Durant le long trajet en sa compagnie, nous discutons beaucoup de la religion et en particulier de l’Islam. J’en profite pour lui poser des questions sur l’Arabe Classique, que j’apprends en intensif depuis un an à l’école du Moyen-Orient à Londres. Quand le soir pointât son nez, notre nouvel ami sorti son casse-croute qu’il pouvait enfin manger après une journée de jeûne. Mais réalisant que nous n’avions pas prévu de diner, il nous donne la moitié de son repas pour que nous ayons quelque chose à nous mettre sous la dent. On réalisait à cet instant que ce type était juste vraiment un bon musulman, muni de valeurs humaines qui lui avaient été inculquées en partie par sa religion.

  

Montagnes

J’ouvre les yeux. Un écran bleu pur et profond me fait face. Les rayons du soleil commencent à prendre du terrain sur les cimes des montagnes.

Ces sommets rocheux reflètent les milles et unes lumières de l’aube, avec des notes brunes, oranges et bleuâtres des neiges éternelles.
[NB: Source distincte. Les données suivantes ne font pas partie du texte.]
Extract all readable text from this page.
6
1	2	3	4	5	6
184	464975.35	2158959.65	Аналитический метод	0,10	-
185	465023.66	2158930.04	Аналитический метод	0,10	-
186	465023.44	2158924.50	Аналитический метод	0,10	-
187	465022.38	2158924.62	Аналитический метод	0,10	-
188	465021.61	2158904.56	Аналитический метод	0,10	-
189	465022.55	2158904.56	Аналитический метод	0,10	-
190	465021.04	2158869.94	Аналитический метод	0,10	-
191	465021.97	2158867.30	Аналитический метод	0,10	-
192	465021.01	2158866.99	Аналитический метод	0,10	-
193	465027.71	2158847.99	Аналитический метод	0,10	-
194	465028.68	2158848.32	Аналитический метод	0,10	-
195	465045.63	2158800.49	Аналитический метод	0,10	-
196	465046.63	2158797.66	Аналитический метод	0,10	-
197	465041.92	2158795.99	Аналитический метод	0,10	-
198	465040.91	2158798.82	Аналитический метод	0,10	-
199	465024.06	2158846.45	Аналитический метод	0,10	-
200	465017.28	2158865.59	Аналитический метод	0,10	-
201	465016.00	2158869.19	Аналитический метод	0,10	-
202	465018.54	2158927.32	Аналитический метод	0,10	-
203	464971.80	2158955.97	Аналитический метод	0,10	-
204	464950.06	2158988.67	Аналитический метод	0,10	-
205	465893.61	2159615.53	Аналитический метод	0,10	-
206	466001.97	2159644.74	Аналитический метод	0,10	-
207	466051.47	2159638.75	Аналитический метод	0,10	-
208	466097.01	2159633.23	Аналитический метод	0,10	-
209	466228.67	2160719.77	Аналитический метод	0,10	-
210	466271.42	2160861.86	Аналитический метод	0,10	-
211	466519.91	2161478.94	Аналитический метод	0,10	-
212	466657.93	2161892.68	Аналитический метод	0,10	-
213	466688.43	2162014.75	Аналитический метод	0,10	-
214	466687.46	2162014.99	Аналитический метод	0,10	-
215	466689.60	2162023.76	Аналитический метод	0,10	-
Tout cela fait contraste avec la végétation, plus bas, dans le fond de la vallée qui est verte et sombre, nichée dans l’ombre des versants nord montagneux.

Le chant des oiseaux matinaux est lui-même bercé par le doux mouvement de l’eau qui se déverse le long de la rivière qui gronde à quelques mètres de nous. Max dort encore à point fermé. Nous avons eu froid cette nuit.

Mais quel spectacle au réveil.

J’aime me réveiller en pleine nature. A même le sol, avec comme seul plafond, la toile céleste qui fait office de toit du monde. Le paysage se découvre, les rongeurs curieux viennent observer ces deux bonshommes qui dorment paisiblement au milieu de la caillasse. La température augmente au fur et à mesure que le soleil effectue son ascension dans le ciel.

La journée commence. Le compte à rebours est lancé. Mais nous attendons.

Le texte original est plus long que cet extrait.